Consider the function f : $\mathbb{C}$ → $\mathbb{C}$ given by
$f(z) = \frac{e^z}{z-1}$.
a) Using Taylor’s formula or otherwise, write f as a power series around zero. That is, find $a_0, a_1, . . .$ in $\mathbb{C}$ such that
$f(z) = \sum_{n=0}^{\infty} a_n z^n$.
b) Identify the radius of convergence of the power series. Give reasoning for your answer.
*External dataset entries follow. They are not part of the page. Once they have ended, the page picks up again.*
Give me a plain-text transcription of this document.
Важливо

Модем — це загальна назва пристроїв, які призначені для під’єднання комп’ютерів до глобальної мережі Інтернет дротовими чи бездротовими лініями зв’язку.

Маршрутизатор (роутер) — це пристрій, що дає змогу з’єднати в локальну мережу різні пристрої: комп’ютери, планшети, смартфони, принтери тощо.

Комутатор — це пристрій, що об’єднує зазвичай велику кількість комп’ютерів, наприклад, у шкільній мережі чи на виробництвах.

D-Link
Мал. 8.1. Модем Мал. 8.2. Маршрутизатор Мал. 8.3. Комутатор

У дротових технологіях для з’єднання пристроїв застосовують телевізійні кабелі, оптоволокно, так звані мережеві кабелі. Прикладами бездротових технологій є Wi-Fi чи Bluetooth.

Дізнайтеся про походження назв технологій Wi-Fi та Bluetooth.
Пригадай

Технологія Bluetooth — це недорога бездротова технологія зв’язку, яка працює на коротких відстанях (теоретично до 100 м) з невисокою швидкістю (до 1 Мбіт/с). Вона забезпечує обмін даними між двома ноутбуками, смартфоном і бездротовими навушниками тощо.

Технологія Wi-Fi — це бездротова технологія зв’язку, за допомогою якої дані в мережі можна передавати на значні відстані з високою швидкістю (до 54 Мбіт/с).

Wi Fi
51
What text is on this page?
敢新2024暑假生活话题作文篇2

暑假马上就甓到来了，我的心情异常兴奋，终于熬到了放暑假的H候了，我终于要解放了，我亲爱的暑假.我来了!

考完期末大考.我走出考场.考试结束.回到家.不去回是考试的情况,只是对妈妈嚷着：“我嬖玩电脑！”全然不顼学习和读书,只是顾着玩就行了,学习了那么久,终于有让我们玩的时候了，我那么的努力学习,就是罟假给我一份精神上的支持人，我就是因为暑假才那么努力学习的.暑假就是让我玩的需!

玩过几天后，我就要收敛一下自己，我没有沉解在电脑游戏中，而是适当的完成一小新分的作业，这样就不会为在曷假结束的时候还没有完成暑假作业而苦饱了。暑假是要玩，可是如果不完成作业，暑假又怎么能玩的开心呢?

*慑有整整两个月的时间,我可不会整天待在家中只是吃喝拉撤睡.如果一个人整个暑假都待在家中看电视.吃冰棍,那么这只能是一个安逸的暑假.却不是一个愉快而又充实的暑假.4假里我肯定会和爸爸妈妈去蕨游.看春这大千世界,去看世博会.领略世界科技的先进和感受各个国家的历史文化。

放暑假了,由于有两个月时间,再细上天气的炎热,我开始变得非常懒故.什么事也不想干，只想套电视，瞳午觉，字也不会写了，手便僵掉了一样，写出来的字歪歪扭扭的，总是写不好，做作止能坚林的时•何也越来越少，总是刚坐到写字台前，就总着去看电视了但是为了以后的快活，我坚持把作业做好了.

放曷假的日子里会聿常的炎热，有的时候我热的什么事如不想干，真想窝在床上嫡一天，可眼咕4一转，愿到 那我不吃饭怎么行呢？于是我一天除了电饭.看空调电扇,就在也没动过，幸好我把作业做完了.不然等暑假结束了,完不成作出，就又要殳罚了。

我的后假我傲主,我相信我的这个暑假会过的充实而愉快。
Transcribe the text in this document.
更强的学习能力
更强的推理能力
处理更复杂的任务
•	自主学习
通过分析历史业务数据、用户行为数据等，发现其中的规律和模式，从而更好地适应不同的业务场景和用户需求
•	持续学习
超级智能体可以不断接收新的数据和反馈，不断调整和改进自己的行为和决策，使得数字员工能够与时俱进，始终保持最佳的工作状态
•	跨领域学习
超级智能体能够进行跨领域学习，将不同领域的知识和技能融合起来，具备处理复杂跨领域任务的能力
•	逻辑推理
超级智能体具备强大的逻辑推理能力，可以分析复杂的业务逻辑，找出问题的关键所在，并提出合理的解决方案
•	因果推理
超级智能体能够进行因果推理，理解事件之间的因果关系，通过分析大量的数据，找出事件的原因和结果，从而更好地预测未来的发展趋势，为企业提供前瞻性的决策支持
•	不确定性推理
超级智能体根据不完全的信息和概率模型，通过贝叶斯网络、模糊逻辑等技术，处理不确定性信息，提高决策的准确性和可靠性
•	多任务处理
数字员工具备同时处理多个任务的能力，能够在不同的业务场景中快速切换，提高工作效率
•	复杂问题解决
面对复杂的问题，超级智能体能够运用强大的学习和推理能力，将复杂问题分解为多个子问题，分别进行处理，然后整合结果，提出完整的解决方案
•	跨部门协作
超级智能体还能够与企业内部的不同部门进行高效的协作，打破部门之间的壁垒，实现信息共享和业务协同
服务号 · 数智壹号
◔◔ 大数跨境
Really struggling with this, not familiar with the power series $\frac{1}{z-1}$, have read somewhere that $\frac{1}{z-1}$ = $-\frac{1}{1-z}$ and I know $\frac{1}{1-z}$$=\sum_{n=0}^{\infty}z^n$ and $e^z=\sum_{n=0}^{\infty}\frac{z^n}{n!}$ just unsure how to write $f(z) = \frac{e^z}{z-1}$ as a power series with the knowledge I have. Also any help with part (b) would be great too!
hint
$$(z-1)f(z) = e^z$$
$$\sum_{n=1}^\infty a_{n-1}z^{n}-\sum_{n=0}^\infty a_nz^n=\sum_{n=0}^\infty \frac{z^n}{n!}$$
then
$$a_0=1$$ and for $ n\ge 1,$
$$a_n=a_{n-1}-\frac{1}{n!}$$
Use Telescoping to find $ a_n$.